When Glenn Greenwald began blogging in 2005, he espoused opinions about illegal immigration that would not be admired or popular among his current fan base. He has been challenged about these views a sufficient number of times to have posted an explanatory update at his original blog, Unclaimed Territory, six years later. His explanation?

This post was written in 2005, one month after I began blogging. It was recently dug up by some Obama cultists trying to discredit my criticisms of the President ….

That was a 6 yrs ago: 3 weeks after I began blogging, when I had zero readers. I’ve discussed many times before how there were many uninformed things I believed back then, before I focused on politics full-time – due to uncritically ingesting conventional wisdom, propaganda, etc. 

Six years is not a very long time in the intellectual life of a 44 year old man. For Glenn Greenwald and Mitt Romney, however, it is sufficient time to reverse most of their previously, and apparently not very reliably, conceived political views, and to now scorn those who believe some of what they once did, including, for both men, ironically, Barack Obama.

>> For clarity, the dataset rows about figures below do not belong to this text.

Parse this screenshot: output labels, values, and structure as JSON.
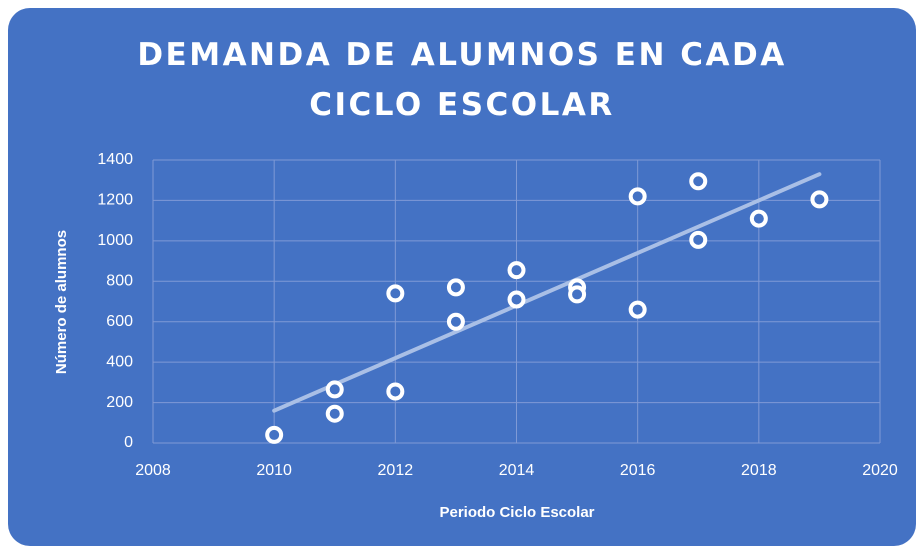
{
  "chart_data": {
    "type": "scatter",
    "title": "DEMANDA DE ALUMNOS EN CADA CICLO ESCOLAR",
    "x_label": "Periodo Ciclo Escolar",
    "y_label": "Número de alumnos",
    "x": [
      2010,
      2011,
      2011,
      2012,
      2012,
      2013,
      2013,
      2014,
      2014,
      2015,
      2015,
      2016,
      2016,
      2017,
      2017,
      2018,
      2019
    ],
    "values": [
      40,
      265,
      145,
      740,
      255,
      770,
      600,
      855,
      710,
      770,
      735,
      1220,
      660,
      1295,
      1005,
      1110,
      1205
    ],
    "trendline": {
      "x": [
        2010,
        2019
      ],
      "values": [
        160,
        1330
      ]
    },
    "xlim": [
      2008,
      2020
    ],
    "xticks": [
      2008,
      2010,
      2012,
      2014,
      2016,
      2018,
      2020
    ],
    "ylim": [
      0,
      1400
    ],
    "yticks": [
      0,
      200,
      400,
      600,
      800,
      1000,
      1200,
      1400
    ],
    "grid": true,
    "background": "#4472c4",
    "marker_color": "#ffffff",
    "trendline_color": "#a9bfe6",
    "grid_color": "#7f9ad6"
  }
}
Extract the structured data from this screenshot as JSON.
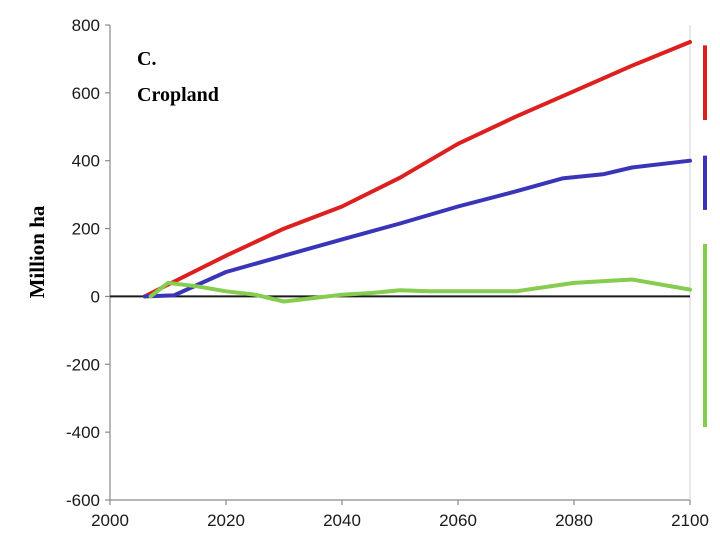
{
  "chart_data": {
    "type": "line",
    "title_line1": "C.",
    "title_line2": "Cropland",
    "xlabel": "",
    "ylabel": "Million ha",
    "xlim": [
      2000,
      2100
    ],
    "ylim": [
      -600,
      800
    ],
    "x_ticks": [
      2000,
      2020,
      2040,
      2060,
      2080,
      2100
    ],
    "y_ticks": [
      -600,
      -400,
      -200,
      0,
      200,
      400,
      600,
      800
    ],
    "grid": false,
    "zero_line": true,
    "series": [
      {
        "color": "#dd1f1f",
        "points": [
          [
            2006,
            0
          ],
          [
            2010,
            35
          ],
          [
            2020,
            120
          ],
          [
            2030,
            200
          ],
          [
            2040,
            265
          ],
          [
            2050,
            350
          ],
          [
            2060,
            450
          ],
          [
            2070,
            530
          ],
          [
            2080,
            605
          ],
          [
            2090,
            680
          ],
          [
            2100,
            750
          ]
        ]
      },
      {
        "color": "#3a35b8",
        "points": [
          [
            2006,
            0
          ],
          [
            2011,
            3
          ],
          [
            2020,
            72
          ],
          [
            2030,
            120
          ],
          [
            2040,
            168
          ],
          [
            2050,
            215
          ],
          [
            2060,
            265
          ],
          [
            2070,
            310
          ],
          [
            2078,
            348
          ],
          [
            2085,
            360
          ],
          [
            2090,
            380
          ],
          [
            2100,
            400
          ]
        ]
      },
      {
        "color": "#86cc4e",
        "points": [
          [
            2007,
            0
          ],
          [
            2010,
            40
          ],
          [
            2015,
            30
          ],
          [
            2020,
            15
          ],
          [
            2025,
            5
          ],
          [
            2030,
            -15
          ],
          [
            2035,
            -5
          ],
          [
            2040,
            5
          ],
          [
            2045,
            10
          ],
          [
            2050,
            18
          ],
          [
            2055,
            15
          ],
          [
            2060,
            15
          ],
          [
            2070,
            15
          ],
          [
            2080,
            40
          ],
          [
            2090,
            50
          ],
          [
            2100,
            20
          ]
        ]
      }
    ],
    "range_bars": [
      {
        "color": "#dd1f1f",
        "from": 520,
        "to": 740
      },
      {
        "color": "#3a35b8",
        "from": 255,
        "to": 415
      },
      {
        "color": "#86cc4e",
        "from": -385,
        "to": 155
      }
    ]
  }
}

Six years is sufficient time for Greenwald to expect not to be held accountable for his views. In contrast, for Greenwald, the twenty-two years since Jeffrey Goldberg may have taken an oath that Greenwald thinks damning is no barrier to setting Goldberg up for a smear of disloyalty (IsraelFirster) based upon it.

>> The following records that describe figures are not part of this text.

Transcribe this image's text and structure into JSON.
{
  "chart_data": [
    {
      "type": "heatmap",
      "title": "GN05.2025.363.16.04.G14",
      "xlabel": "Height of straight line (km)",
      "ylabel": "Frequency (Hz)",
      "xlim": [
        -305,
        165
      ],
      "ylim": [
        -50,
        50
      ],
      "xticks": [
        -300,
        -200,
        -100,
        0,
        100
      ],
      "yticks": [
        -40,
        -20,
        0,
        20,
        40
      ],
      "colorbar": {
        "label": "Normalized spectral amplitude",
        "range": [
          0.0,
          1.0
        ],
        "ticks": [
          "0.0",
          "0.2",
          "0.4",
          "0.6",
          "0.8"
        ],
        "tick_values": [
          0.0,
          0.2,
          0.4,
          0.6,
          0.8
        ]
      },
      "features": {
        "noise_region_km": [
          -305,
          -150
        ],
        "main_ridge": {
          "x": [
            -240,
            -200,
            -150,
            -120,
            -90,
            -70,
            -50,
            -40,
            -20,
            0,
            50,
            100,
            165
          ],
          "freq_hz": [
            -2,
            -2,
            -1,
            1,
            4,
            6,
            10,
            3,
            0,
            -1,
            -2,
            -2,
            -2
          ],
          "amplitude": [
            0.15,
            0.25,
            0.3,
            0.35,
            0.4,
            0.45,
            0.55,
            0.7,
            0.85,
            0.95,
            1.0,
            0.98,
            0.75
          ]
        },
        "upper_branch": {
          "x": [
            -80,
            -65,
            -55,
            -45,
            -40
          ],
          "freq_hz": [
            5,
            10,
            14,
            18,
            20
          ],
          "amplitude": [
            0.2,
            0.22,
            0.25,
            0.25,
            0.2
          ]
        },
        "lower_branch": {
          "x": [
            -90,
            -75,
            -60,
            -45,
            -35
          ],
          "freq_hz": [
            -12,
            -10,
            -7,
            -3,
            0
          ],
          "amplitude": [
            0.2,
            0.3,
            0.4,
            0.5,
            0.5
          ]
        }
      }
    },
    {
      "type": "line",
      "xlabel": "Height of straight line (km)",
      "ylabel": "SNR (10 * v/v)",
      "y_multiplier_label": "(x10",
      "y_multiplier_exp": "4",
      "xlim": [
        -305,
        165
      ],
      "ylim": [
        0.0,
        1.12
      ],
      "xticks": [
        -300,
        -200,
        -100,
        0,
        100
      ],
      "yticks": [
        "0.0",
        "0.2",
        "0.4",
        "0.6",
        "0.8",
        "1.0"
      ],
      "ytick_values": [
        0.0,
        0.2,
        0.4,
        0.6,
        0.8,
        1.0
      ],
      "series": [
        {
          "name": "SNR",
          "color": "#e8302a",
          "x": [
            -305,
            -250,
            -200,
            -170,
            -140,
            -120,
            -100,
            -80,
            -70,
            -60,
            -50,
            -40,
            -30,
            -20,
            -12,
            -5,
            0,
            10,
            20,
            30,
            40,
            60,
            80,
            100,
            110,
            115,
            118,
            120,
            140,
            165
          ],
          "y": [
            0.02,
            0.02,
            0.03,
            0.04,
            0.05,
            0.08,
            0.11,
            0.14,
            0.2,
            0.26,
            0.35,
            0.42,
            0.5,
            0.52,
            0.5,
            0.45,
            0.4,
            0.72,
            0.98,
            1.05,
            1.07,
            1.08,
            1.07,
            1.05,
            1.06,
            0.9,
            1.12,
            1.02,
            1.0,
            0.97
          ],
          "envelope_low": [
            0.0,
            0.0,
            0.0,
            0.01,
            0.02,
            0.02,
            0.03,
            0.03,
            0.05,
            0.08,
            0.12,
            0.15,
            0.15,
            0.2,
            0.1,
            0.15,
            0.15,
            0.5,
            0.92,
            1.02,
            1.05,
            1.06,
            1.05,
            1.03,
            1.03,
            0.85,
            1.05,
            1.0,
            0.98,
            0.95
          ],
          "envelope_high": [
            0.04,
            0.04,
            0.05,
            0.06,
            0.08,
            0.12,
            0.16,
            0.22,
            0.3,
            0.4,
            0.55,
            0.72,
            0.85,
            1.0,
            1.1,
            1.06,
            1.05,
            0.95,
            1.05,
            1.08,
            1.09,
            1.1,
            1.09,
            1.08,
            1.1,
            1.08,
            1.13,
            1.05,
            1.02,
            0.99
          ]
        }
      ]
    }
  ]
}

To repeat and clarify: criticisms are based on evidence analyzed and subjected to judgment. A smear is unsubstantiated. The anti-Semitic history of the term “Israel Firster” has been clearly laid out by numerous sources. The disloyalty (IsraelFirster) of no one of significance or party to this debate has been substantiated, only malignly alleged in the hope that the accusation will stick.

These critics of Israel could easily back away from the expression and continue to make their case about Israel-Palestine on the basis of the merits they can gather. That they do not, that they aggressively reassert their claim to the term “Israel-Firster,” – rationalizing it in the face of all evidence – and attack those who object to it – casting themselves as victims (rather like Rick Perry’s and Newt Gingrich’s “war on Christianity) – clearly reflects their likeness to their mirrored opposites. These critics defend their use of the term because they believe that this time it is true. They believe that this time there really are divided loyalties, there really is a cadre of Jews exercising excessive, secretive power while aggressively attempting to suppress any exposure of it. And like all their reactionary forebears (like every GOP reactionary today who plays the card of nationalist loyalty) they forget that the belief they cling to is the belief to which purveyors of anti-Semitic tropes of Jewish power always hold fast – it’s the essential marker of the tradition – that what they believe is true.

And this is the belief, like a ball that is chained to the ankle, drawing one down to the depths, by which they will be known.